Etichettiamo come femminili l’emotività e la sensibilità e come maschili la razionalità e la forza, ma di fondo si tratta di qualità dell’essere umano, la cui rinuncia compromette un sano sviluppo psichico e un’esistenza soddisfacente. Per gli uomini, nello specifico, questo corrisponde a condannarsi a molti problemi da un punto di vista psicologico. Qualche dato sulla salute mentale maschile può aiutare a capire. Secondo l’Organizzazione mondiale della sanità (Oms), sulle quasi ottocentomila persone che si tolgono la vita ogni anno, la percentuale degli uomini è doppia rispetto a quella delle donne. La depressione maschile è, infatti, spesso sottovalutata in quanto inconciliabile con l’ideale di uomo forte, vincente e invulnerabile. Altro dato non trascurabile è quello per cui, essendo per gli uomini socialmente poco desiderabile ammettere la propria vulnerabilità, chiedere aiuto a familiari o a persone professioniste della salute psicologica diventa una minaccia insidiosa alla propria mascolinità e dunque un tabù.
È difficile scegliere una maschilità diversa da quella dominante?
Abbandonare la maschera di potenza e infallibilità può sortire conseguenze molto negative sia in ambito relazionale sia professionale. Del resto, fare delle scelte conformiste è sempre meno costoso. Quando le proprie scelte si allineano con quelle della maggioranza, nessuno chiede conto della loro bontà, non bisogna difenderle pubblicamente: il codice culturale condiviso fa sì che tutti le considerino ovvie, normali e pertanto giuste e indiscutibili. Dunque, non solo è insufficiente, ma è anche profondamente ingiusto chiedere a ogni singolo uomo di modificare individualmente il proprio comportamento. Diventa quindi cruciale un lavoro di decostruzione degli stereotipi a livello sociale e culturale.
Le società europee sono pronte per superare gli schemi arcaici di pensiero che ancora penalizzano donne e uomini?

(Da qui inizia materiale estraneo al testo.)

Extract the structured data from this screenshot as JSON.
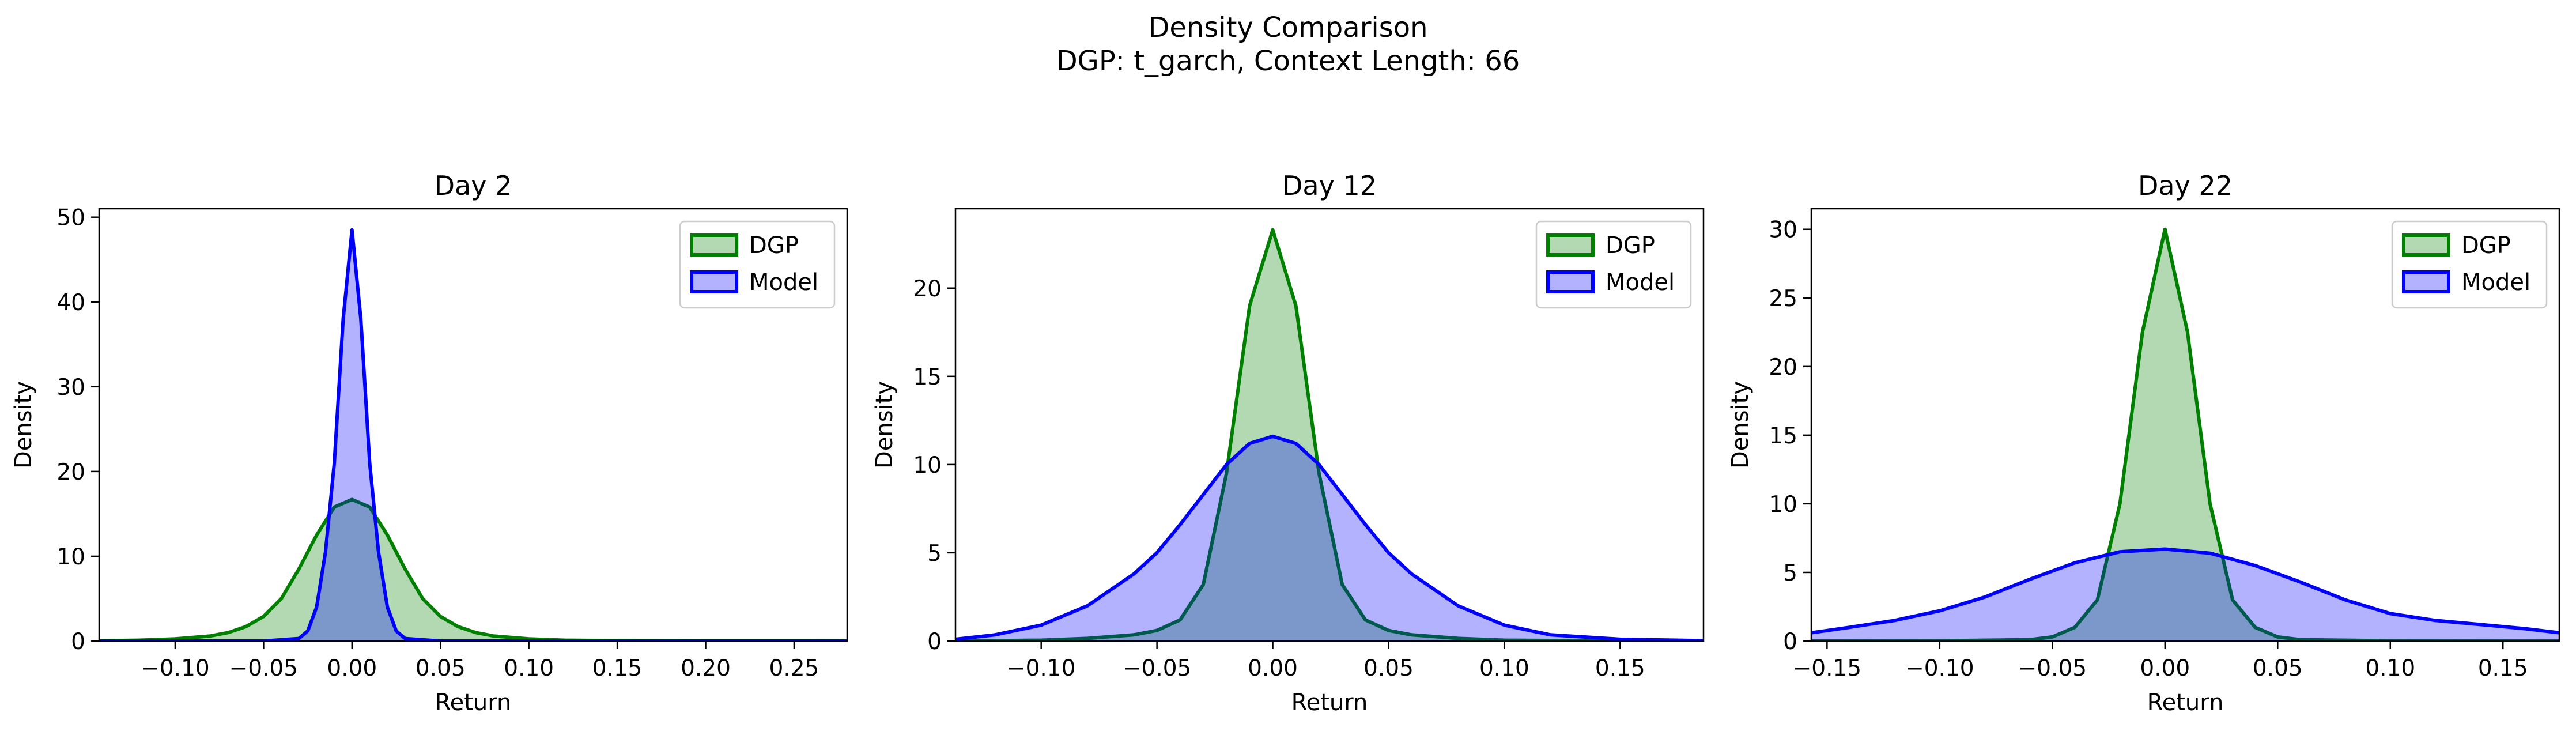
{
  "figure": {
    "title": "Density Comparison",
    "subtitle": "DGP: t_garch, Context Length: 66"
  },
  "colors": {
    "dgp_line": "#008000",
    "dgp_fill": "#008000",
    "model_line": "#0000ff",
    "model_fill": "#0000ff"
  },
  "legend": {
    "placement": "upper right",
    "entries": [
      "DGP",
      "Model"
    ]
  },
  "chart_data": [
    {
      "type": "area",
      "title": "Day 2",
      "xlabel": "Return",
      "ylabel": "Density",
      "xlim": [
        -0.143,
        0.28
      ],
      "ylim": [
        0,
        51
      ],
      "xticks": [
        -0.1,
        -0.05,
        0.0,
        0.05,
        0.1,
        0.15,
        0.2,
        0.25
      ],
      "xtick_labels": [
        "−0.10",
        "−0.05",
        "0.00",
        "0.05",
        "0.10",
        "0.15",
        "0.20",
        "0.25"
      ],
      "yticks": [
        0,
        10,
        20,
        30,
        40,
        50
      ],
      "ytick_labels": [
        "0",
        "10",
        "20",
        "30",
        "40",
        "50"
      ],
      "grid": false,
      "series": [
        {
          "name": "DGP",
          "x": [
            -0.143,
            -0.12,
            -0.1,
            -0.08,
            -0.07,
            -0.06,
            -0.05,
            -0.04,
            -0.03,
            -0.02,
            -0.01,
            0.0,
            0.01,
            0.02,
            0.03,
            0.04,
            0.05,
            0.06,
            0.07,
            0.08,
            0.1,
            0.12,
            0.15,
            0.2,
            0.28
          ],
          "y": [
            0.03,
            0.1,
            0.25,
            0.6,
            1.0,
            1.7,
            2.9,
            5.0,
            8.5,
            12.5,
            15.8,
            16.7,
            15.8,
            12.5,
            8.5,
            5.0,
            2.9,
            1.7,
            1.0,
            0.6,
            0.25,
            0.1,
            0.05,
            0.03,
            0.02
          ]
        },
        {
          "name": "Model",
          "x": [
            -0.143,
            -0.05,
            -0.03,
            -0.025,
            -0.02,
            -0.015,
            -0.01,
            -0.005,
            0.0,
            0.005,
            0.01,
            0.015,
            0.02,
            0.025,
            0.03,
            0.05,
            0.28
          ],
          "y": [
            0.0,
            0.0,
            0.3,
            1.2,
            4.0,
            10.5,
            21.0,
            38.0,
            48.5,
            38.0,
            21.0,
            10.5,
            4.0,
            1.2,
            0.3,
            0.0,
            0.0
          ]
        }
      ]
    },
    {
      "type": "area",
      "title": "Day 12",
      "xlabel": "Return",
      "ylabel": "Density",
      "xlim": [
        -0.137,
        0.186
      ],
      "ylim": [
        0,
        24.5
      ],
      "xticks": [
        -0.1,
        -0.05,
        0.0,
        0.05,
        0.1,
        0.15
      ],
      "xtick_labels": [
        "−0.10",
        "−0.05",
        "0.00",
        "0.05",
        "0.10",
        "0.15"
      ],
      "yticks": [
        0,
        5,
        10,
        15,
        20
      ],
      "ytick_labels": [
        "0",
        "5",
        "10",
        "15",
        "20"
      ],
      "grid": false,
      "series": [
        {
          "name": "DGP",
          "x": [
            -0.137,
            -0.1,
            -0.08,
            -0.06,
            -0.05,
            -0.04,
            -0.03,
            -0.02,
            -0.01,
            0.0,
            0.01,
            0.02,
            0.03,
            0.04,
            0.05,
            0.06,
            0.08,
            0.1,
            0.14,
            0.186
          ],
          "y": [
            0.0,
            0.05,
            0.15,
            0.35,
            0.6,
            1.2,
            3.2,
            9.5,
            19.0,
            23.3,
            19.0,
            9.5,
            3.2,
            1.2,
            0.6,
            0.35,
            0.15,
            0.05,
            0.02,
            0.0
          ]
        },
        {
          "name": "Model",
          "x": [
            -0.137,
            -0.12,
            -0.1,
            -0.08,
            -0.06,
            -0.05,
            -0.04,
            -0.03,
            -0.02,
            -0.01,
            0.0,
            0.01,
            0.02,
            0.03,
            0.04,
            0.05,
            0.06,
            0.08,
            0.1,
            0.12,
            0.15,
            0.186
          ],
          "y": [
            0.1,
            0.35,
            0.9,
            2.0,
            3.8,
            5.0,
            6.6,
            8.3,
            10.0,
            11.2,
            11.6,
            11.2,
            10.0,
            8.3,
            6.6,
            5.0,
            3.8,
            2.0,
            0.9,
            0.35,
            0.1,
            0.02
          ]
        }
      ]
    },
    {
      "type": "area",
      "title": "Day 22",
      "xlabel": "Return",
      "ylabel": "Density",
      "xlim": [
        -0.157,
        0.175
      ],
      "ylim": [
        0,
        31.5
      ],
      "xticks": [
        -0.15,
        -0.1,
        -0.05,
        0.0,
        0.05,
        0.1,
        0.15
      ],
      "xtick_labels": [
        "−0.15",
        "−0.10",
        "−0.05",
        "0.00",
        "0.05",
        "0.10",
        "0.15"
      ],
      "yticks": [
        0,
        5,
        10,
        15,
        20,
        25,
        30
      ],
      "ytick_labels": [
        "0",
        "5",
        "10",
        "15",
        "20",
        "25",
        "30"
      ],
      "grid": false,
      "series": [
        {
          "name": "DGP",
          "x": [
            -0.157,
            -0.1,
            -0.06,
            -0.05,
            -0.04,
            -0.03,
            -0.02,
            -0.01,
            0.0,
            0.01,
            0.02,
            0.03,
            0.04,
            0.05,
            0.06,
            0.1,
            0.175
          ],
          "y": [
            0.0,
            0.02,
            0.1,
            0.3,
            1.0,
            3.0,
            10.0,
            22.5,
            30.0,
            22.5,
            10.0,
            3.0,
            1.0,
            0.3,
            0.1,
            0.02,
            0.0
          ]
        },
        {
          "name": "Model",
          "x": [
            -0.157,
            -0.14,
            -0.12,
            -0.1,
            -0.08,
            -0.06,
            -0.04,
            -0.02,
            0.0,
            0.02,
            0.04,
            0.06,
            0.08,
            0.1,
            0.12,
            0.14,
            0.16,
            0.175
          ],
          "y": [
            0.6,
            1.0,
            1.5,
            2.2,
            3.2,
            4.5,
            5.7,
            6.5,
            6.7,
            6.4,
            5.5,
            4.3,
            3.0,
            2.0,
            1.5,
            1.2,
            0.9,
            0.6
          ]
        }
      ]
    }
  ]
}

È una domanda complessa. Provo a rispondere articolando la mia risposta in due punti che corrispondono a due modi diversi e complementari che mi sembra di registrare rispetto alla questione. Il primo: in Europa abbiamo compiuto senza dubbio dei progressi importanti per allontanarci dagli schemi arcaici di pensiero. Il punto però è che, proprio in virtù di questi miglioramenti, spesso si riscontra un atteggiamento di «minimizzazione selettiva». Riconosciamo che la discriminazione di genere sia stata un problema importante nel passato, ma la riteniamo superata nel presente. Sentendoci affrancati da questo modo di pensare arcaico, percepiamo come inutile parlarne o lavorarci ancora. Il secondo punto è relativo al fatto che spesso vediamo l’uguaglianza di genere come un gioco a somma zero, in cui ci deve essere per forza un genere che vince e uno che perde. Le ricerche ci dicono, invece, che vivere in un paese dove è maggiore l’uguaglianza di genere si associa a maggiore benessere psicologico non solo per le donne, ma anche per gli uomini. Questa è senza dubbio una buona notizia per impegnarsi ad abbandonare definitivamente un retaggio culturale che pesa sulla vita di tutti e tutte noi.